【改稿版】記憶を失くした御曹司と偽りの妻
医療特集で久遠怜央を取材した日も、こんな匂いのする病院だった。

あの日の私は、正直かなり斜に構えていた。
編集部が欲しがっていたのは、若くて顔がよくて御曹司で名医、という、いかにも雑誌映えする記事だったからだ。

――またキラキラした持ち上げ記事か。

そう思いながら大学病院のロビーで待っていた私は、時間ぴったりに現れた本人を見て、最初の三秒で「感じ悪い」と思った。

長身、無駄のない白衣、すれ違うスタッフが次々頭を下げるのに、愛想笑い一つしない。
整いすぎた顔立ちのせいで余計に近寄りがたくて、こちらが名刺を差し出すより先に、彼はカルテから目を上げないまま言った。

「取材は三十分です。写真撮影はオペ後に五分だけ。患者の導線を塞ぐなら中止します」

挨拶より先にそれ。
私は心の中で眉をひそめた。

冷たい。
というか、感じが悪い。

けれどオペを見学して、私はすぐにそんな感想だけでは済まされなくなった。

見学窓の向こうで、彼は別人みたいだった。
いや、たぶんあれが本来の久遠怜央なのだろう。

十時間を超えた心臓手術の終盤、モニターの波形は不穏に揺れていた。
私なら立って見ているだけで足がすくむような状況で、彼だけが異様に静かだった。

「吸引」

「視野、もう少し」

「その角度だと弁輪を傷つける。持ち替えて」

「大丈夫だ。深呼吸して、次」

怒鳴らない。
でも甘くもしない。
ひとつひとつの言葉が、細いメスみたいに正確だった。

若い医師の手が震えた瞬間には、その手首を乱暴に払うのではなく、自分の指を重ねて角度だけを直した。
看護師さんが器具を渡すタイミングをわずかに外したときも、責める代わりに次の動きで吸収した。
容赦はないのに、無駄な感情もない。

生きるか死ぬかの場で、この人だけが一ミリもぶれない。

心停止しかけた患者さんの波形が戻ったとき、見学室にいた私まで息を呑んだ。
なのに彼は、奇跡を目の前で起こした人間みたいな顔をしなかった。
当たり前のように次の処置へ進んでいった。

あの手を見た瞬間、私は認めざるをえなかった。

この人は本物だ、と。

手術後の取材で、私はつい余計なことを口走った。

「すごいですね。神の手、ってこういう……」

彼は術帽を外しながら、こちらをまっすぐ見た。

「神はいません」

「……」

「いるのは、眠くても手を止められない医者だけです」

言い方。
本当に言い方。

私は喉まで出かかった反論を飲み込んで、代わりに無難な質問へ逃げた。

「患者さんやご家族を前にするときも、いつもそんなに冷静なんですか?」

「冷静でなければ説明できない」

「でも、不安な方にはもう少し柔らかい言い方のほうが……」

「事実を曖昧にするほうが不誠実です」

そこで会話はきっぱり終わった。
切れ味がよすぎて、こっちのメンタルが出血しそうだった。

そのときの私は、本気で思ったのだ。

医者としては本物。
でも人としては冷たくて感じが悪い。

そう、きっぱり思った。

けれど、その日の帰り際。
私は偶然、彼が患者さんの家族に術後説明をしている場面を見てしまった。

小さな面談室の中で、怜央は白板に心臓の図を描きながら、ひとつひとつ言葉を選んでいた。
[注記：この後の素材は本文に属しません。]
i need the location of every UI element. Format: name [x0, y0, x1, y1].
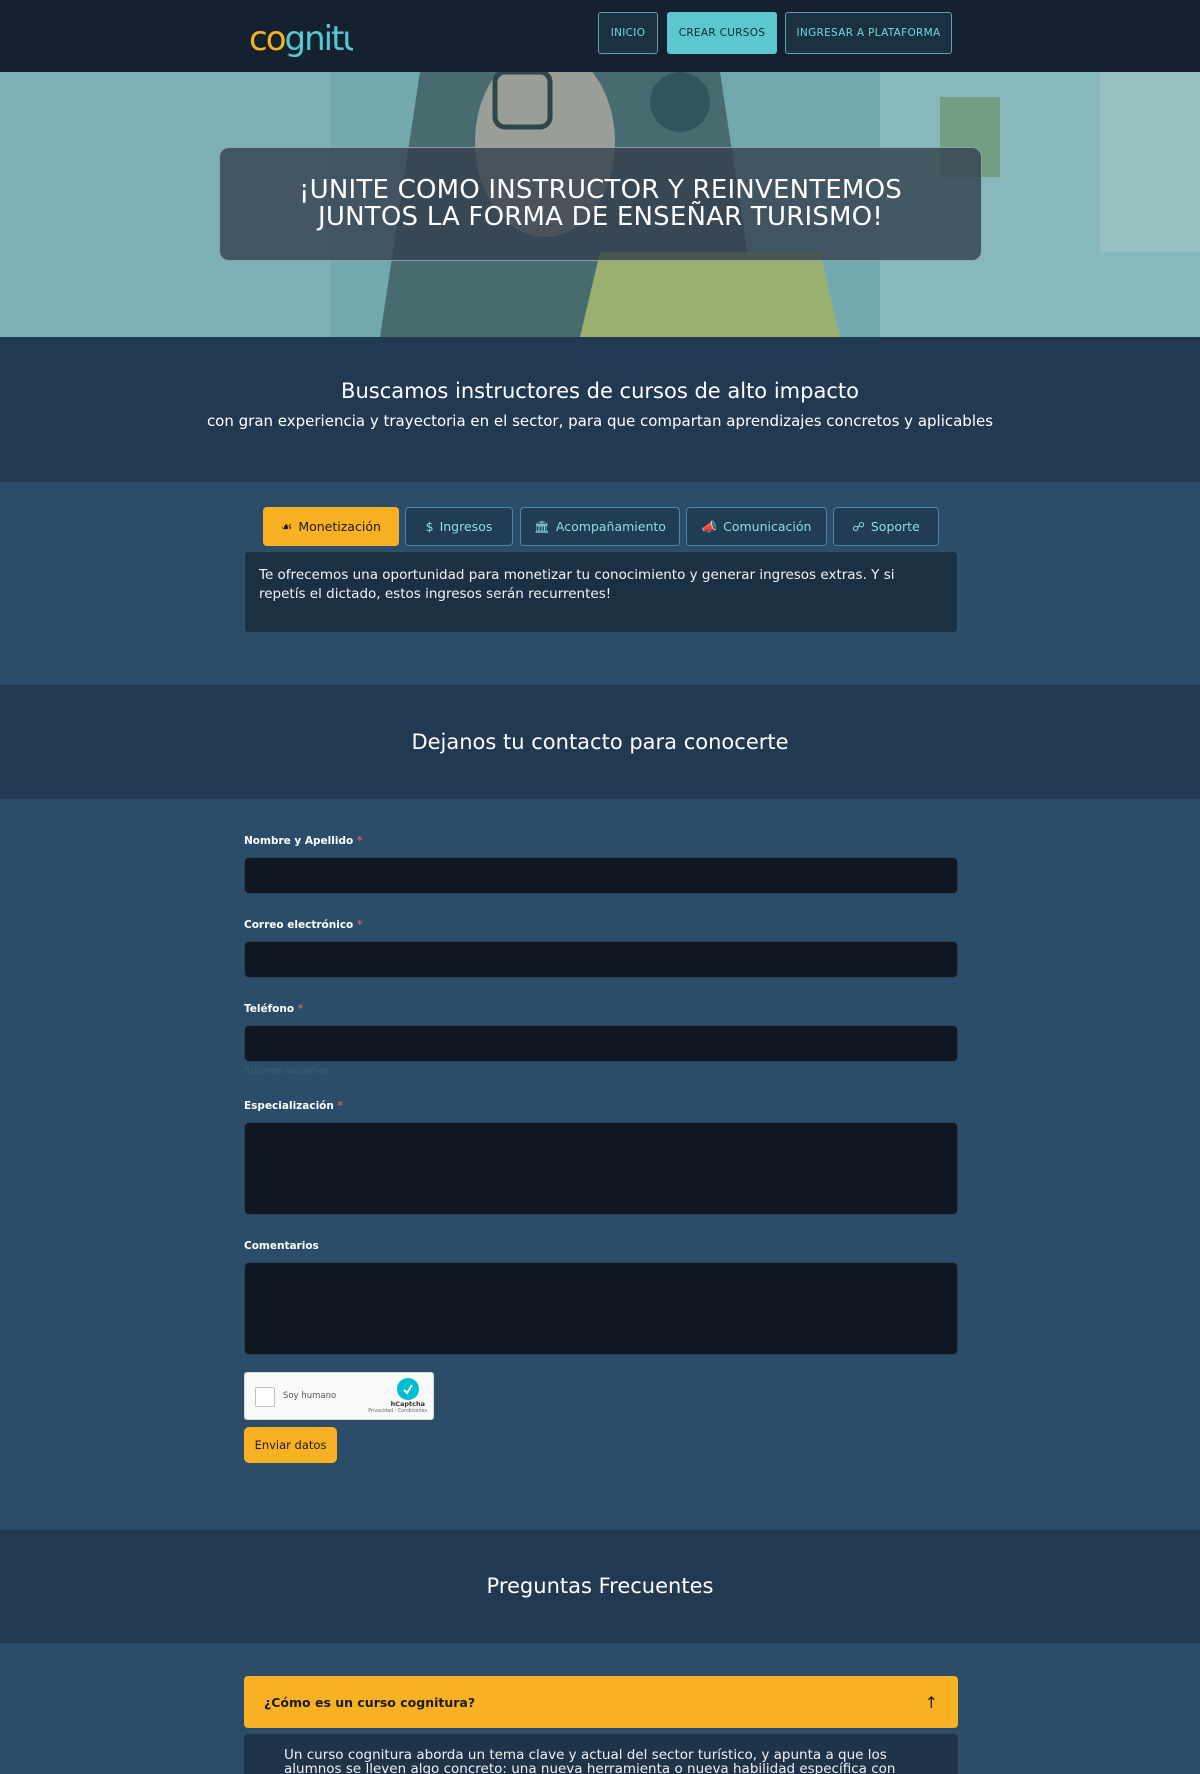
tab-label: Soporte: [870, 519, 920, 534]
phone-field[interactable]: [244, 1025, 958, 1062]
cognitura-logo[interactable]: cognitura: [249, 12, 353, 58]
arrow-up-icon: ↑: [924, 1692, 938, 1712]
tab-label: Monetización: [298, 519, 381, 534]
required-mark: *: [337, 1100, 344, 1112]
tab-panel: Te ofrecemos una oportunidad para moneti…: [244, 551, 958, 633]
svg-text:cognitura: cognitura: [249, 19, 353, 58]
name-label-text: Nombre y Apellido: [244, 835, 354, 847]
dollar-icon: $: [425, 519, 434, 534]
hcaptcha-icon: [397, 1378, 419, 1400]
nav-crear-cursos-button[interactable]: CREAR CURSOS: [667, 12, 777, 54]
contact-title: Dejanos tu contacto para conocerte: [411, 730, 789, 754]
tab-soporte[interactable]: ☍ Soporte: [833, 507, 939, 546]
top-navbar: cognitura INICIO CREAR CURSOS INGRESAR A…: [0, 0, 1200, 72]
faq-section-header: Preguntas Frecuentes: [0, 1530, 1200, 1643]
phone-label-text: Teléfono: [244, 1003, 295, 1015]
contact-section-header: Dejanos tu contacto para conocerte: [0, 685, 1200, 799]
intro-subtitle: con gran experiencia y trayectoria en el…: [206, 412, 994, 430]
required-mark: *: [356, 835, 363, 847]
tab-label: Acompañamiento: [555, 519, 666, 534]
faq-answer: Un curso cognitura aborda un tema clave …: [244, 1734, 958, 1774]
phone-hint: Tu número de teléfono: [244, 1066, 329, 1075]
tab-monetizacion[interactable]: ☙ Monetización: [263, 507, 399, 546]
tab-acompanamiento[interactable]: 🏛 Acompañamiento: [520, 507, 680, 546]
hcaptcha-widget: Soy humano hCaptcha Privacidad - Condici…: [244, 1372, 434, 1420]
email-field[interactable]: [244, 941, 958, 978]
email-label-text: Correo electrónico: [244, 919, 354, 931]
coins-icon: ☍: [852, 519, 865, 534]
specialization-label-text: Especialización: [244, 1100, 334, 1112]
captcha-brand: hCaptcha: [390, 1400, 425, 1408]
submit-button[interactable]: Enviar datos: [244, 1427, 337, 1463]
email-label: Correo electrónico *: [244, 919, 362, 931]
tab-label: Ingresos: [439, 519, 493, 534]
tab-label: Comunicación: [723, 519, 812, 534]
intro-title: Buscamos instructores de cursos de alto …: [341, 379, 859, 403]
captcha-checkbox[interactable]: [255, 1387, 275, 1407]
money-bag-icon: ☙: [281, 519, 293, 534]
required-mark: *: [297, 1003, 304, 1015]
hero-banner: ¡UNITE COMO INSTRUCTOR Y REINVENTEMOS JU…: [0, 72, 1200, 337]
megaphone-icon: 📣: [701, 518, 718, 534]
nav-inicio-button[interactable]: INICIO: [598, 12, 658, 54]
faq-question-toggle[interactable]: ¿Cómo es un curso cognitura? ↑: [244, 1676, 958, 1728]
hero-title: ¡UNITE COMO INSTRUCTOR Y REINVENTEMOS JU…: [299, 175, 902, 232]
faq-title: Preguntas Frecuentes: [486, 1574, 714, 1598]
captcha-label: Soy humano: [283, 1391, 337, 1401]
comments-label: Comentarios: [244, 1240, 319, 1252]
nav-ingresar-plataforma-button[interactable]: INGRESAR A PLATAFORMA: [785, 12, 952, 54]
faq-question-text: ¿Cómo es un curso cognitura?: [264, 1694, 476, 1710]
phone-label: Teléfono *: [244, 1003, 303, 1015]
name-field[interactable]: [244, 857, 958, 894]
captcha-links[interactable]: Privacidad - Condiciones: [368, 1409, 427, 1414]
tab-ingresos[interactable]: $ Ingresos: [405, 507, 513, 546]
intro-section: Buscamos instructores de cursos de alto …: [0, 337, 1200, 482]
specialization-textarea[interactable]: [244, 1122, 958, 1215]
required-mark: *: [356, 919, 363, 931]
tab-comunicacion[interactable]: 📣 Comunicación: [686, 507, 827, 546]
name-label: Nombre y Apellido *: [244, 835, 362, 847]
comments-textarea[interactable]: [244, 1262, 958, 1355]
hero-title-box: ¡UNITE COMO INSTRUCTOR Y REINVENTEMOS JU…: [219, 147, 982, 261]
bank-icon: 🏛: [534, 518, 550, 534]
specialization-label: Especialización *: [244, 1100, 343, 1112]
「手術は予定どおり終わりました。ただ、ここから先の二十四時間が大事です」

「すぐに安心だとは言えません。感染、出血、不整脈、どれも起こり得ます」

「でも、今できることは全部やりました」

派手な慰めは一つもなかった。
大丈夫です、きっと助かります、そんな安い言葉は口にしない。
なのに、不思議と冷たくは見えなかった。

取り乱すご家族が同じことを何度聞いても、彼は面倒くさそうな顔をしなかった。
専門用語を言い換え、図を描き直し、最後には年配の女性が自分の言葉で状況を説明できるまで付き合っていた。

患者説明は、驚くほど誠実だった。

あの瞬間、私はこの人を尊敬した。
性格は冷たい。感じも悪い。恋人には絶対したくない。
でも医者としての誠実さだけは、本物だと思った。